Accelerators, Accelerators, Accelerators

  • October 05, 2018
  • by Corigine

Who among us can’t forget Steve Ballmer’s animated performance at the Microsoft Developers Conference years ago? As intense as he was, he was also right. Developers were key to Microsoft’s success.


Fast forward to 2018 and a slightly different look at a Microsoft initiative. Well, Open19 is more about LinkedIn but the ownership ultimately goes to Microsoft after their $26B acquisition of LinkedIn in 2016. 

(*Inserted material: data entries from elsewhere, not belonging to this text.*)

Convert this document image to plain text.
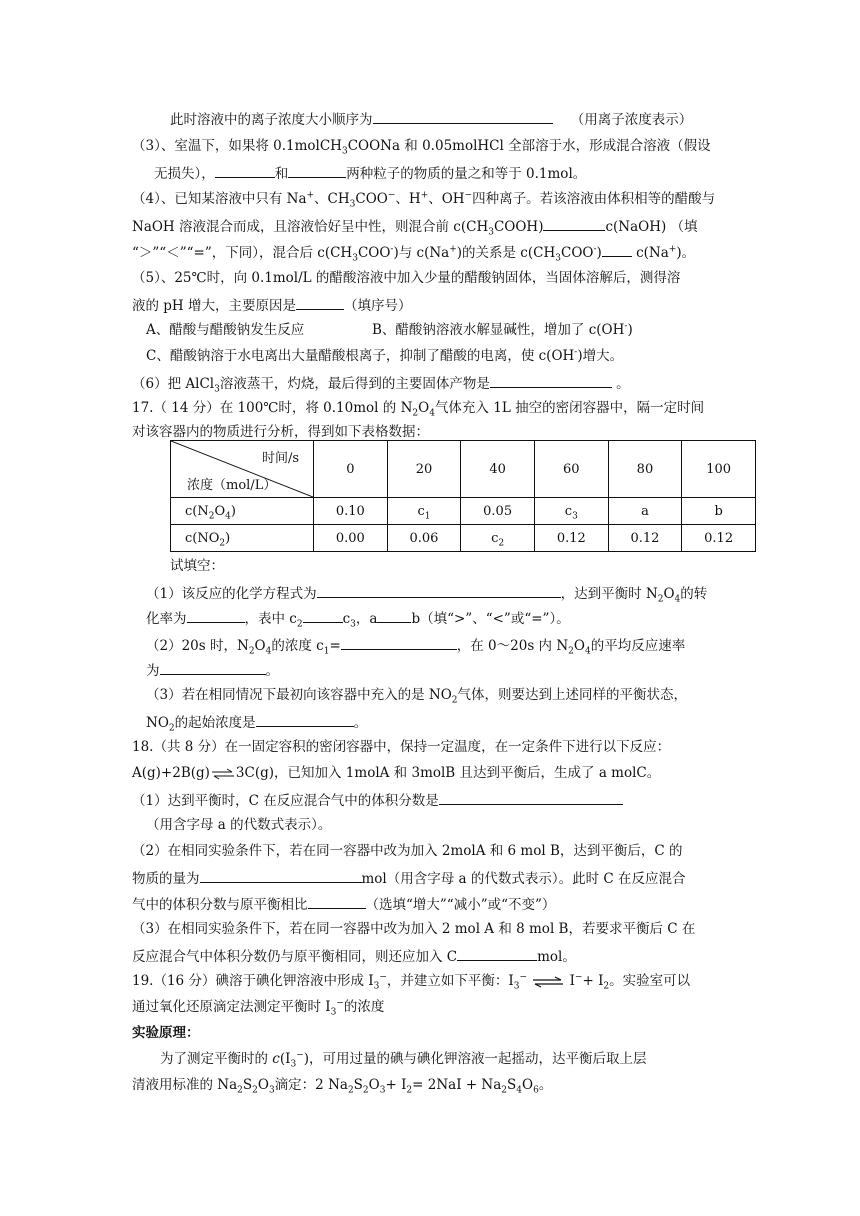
此时溶液中的离子浓度大小顺序为	（用离子浓度表示）
（3）、室温下，如果将 0.1molCH$_3$COONa 和 0.05molHCl 全部溶于水，形成混合溶液（假设
无损失），	和	两种粒子的物质的量之和等于 0.1mol。
（4）、已知某溶液中只有 Na+、$CH_3COO^-$、H+、OH−四种离子。若该溶液由体积相等的醋酸与
NaOH 溶液混合而成，且溶液恰好呈中性，则混合前 $c(CH_3COOH)$	c(NaOH) （填
“＞”“＜”“=”，下同），混合后 $c(CH_3COO^-)$与 c(Na+)的关系是 $c(CH_3COO^-)$	c(Na+)。
（5）、25℃时，向 0.1mol/L 的醋酸溶液中加入少量的醋酸钠固体，当固体溶解后，测得溶
液的 pH 增大，主要原因是	（填序号）
A、醋酸与醋酸钠发生反应	B、醋酸钠溶液水解显碱性，增加了 c(OH-)
C、醋酸钠溶于水电离出大量醋酸根离子，抑制了醋酸的电离，使 c(OH-)增大。
（6）把 AlCl$_3$溶液蒸干，灼烧，最后得到的主要固体产物是	。
17.（ 14 分）在 100℃时，将 0.10mol 的 $N_2O_4$气体充入 1L 抽空的密闭容器中，隔一定时间
对该容器内的物质进行分析，得到如下表格数据：
时间/s
浓度（mol/L）	0	20	40	60	80	100
$c(N_2O_4)$	0.10	$c_1$	0.05	$c_3$	a	b
$c(NO_2)$	0.00	0.06	$c_2$	0.12	0.12	0.12
试填空：
（1）该反应的化学方程式为	，达到平衡时 $N_2O_4$的转
化率为	，表中 $c_2$	$c_3$，a	b（填“>”、“<”或“=”）。
（2）20s 时，$N_2O_4$的浓度 $c_1=$	，在 0～20s 内 $N_2O_4$的平均反应速率
为	。
（3）若在相同情况下最初向该容器中充入的是 $NO_2$气体，则要达到上述同样的平衡状态，
$NO_2$的起始浓度是	。
18.（共 8 分）在一固定容积的密闭容器中，保持一定温度，在一定条件下进行以下反应：
A(g)+2B(g)⇌3C(g)，已知加入 1molA 和 3molB 且达到平衡后，生成了 a molC。
（1）达到平衡时，C 在反应混合气中的体积分数是
（用含字母 a 的代数式表示）。
（2）在相同实验条件下，若在同一容器中改为加入 2molA 和 6 mol B，达到平衡后，C 的
物质的量为	mol（用含字母 a 的代数式表示）。此时 C 在反应混合
气中的体积分数与原平衡相比	（选填“增大”“减小”或“不变”）
（3）在相同实验条件下，若在同一容器中改为加入 2 mol A 和 8 mol B，若要求平衡后 C 在
反应混合气中体积分数仍与原平衡相同，则还应加入 C	mol。
19.（16 分）碘溶于碘化钾溶液中形成 $I_3^-$，并建立如下平衡：$I_3^-$ ⇌ $I^-+ I_2$。实验室可以
通过氧化还原滴定法测定平衡时 $I_3^-$的浓度
实验原理：
为了测定平衡时的 $c(I_3^-)$，可用过量的碘与碘化钾溶液一起摇动，达平衡后取上层
清液用标准的 $Na_2S_2O_3$滴定：2 $Na_2S_2O_3+ I_2= 2NaI + Na_2S_4O_6$。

At the Open19 Summit last week in San Jose two things were very clear. Open19 is moving forward strongly and the key use case for Open19 is edge compute. One of the biggest challenges for edge compute, as stated at the Open 19 Summit and discussed in Ihab Tarazi’s paper on edge computing, The State of the Edge, is that real estate is limited at the edge. With edge computing we are talking about mini-data centers at the base of a cellular tower or a metro data center with room for only a few racks. Tarazi suggests the magic number for edge data center size is 10 feet in diameter. How do solution providers enable the compute horsepower to enable an explosion of new services when they can install a bunch more servers?


The message at Open19 was clear. Edge compute needs accelerators in order to be successful. Whether it’s FPGAs, GPUs, or SmartNICs, edge computing, as championed by Open19, requires accelerators. 


How can SmartNICs specifically help edge computing?

The first answer is the obvious “CPU core savings.” Using a SmartNIC to offload the entire vSwitch or vRouter data plane enables operators to free up limited CPU cores for application processing, however that has been known for ages. What about SmartNICs for security? Running Connection Tracking on a SmartNIC establishes trusted security zones even when dealing with the onslaught of connected devices accessing an edge data center. 


Speaking of an onslaught of devices, denial of service (DDoS) attacks are coming from more than servers these days. Bi-directional IoT devices can be leveraged for attacks as well. Running a DDoS application using eBPF within the SmartNIC can block attacks as they hit edge servers and before they are overwhelmed. 


Open19 is much more than a new server form factor, it’s an enabler for edge computing, and accelerators like SmartNICs are key to making edge computing successful within the confines of limited real estate and exploding services.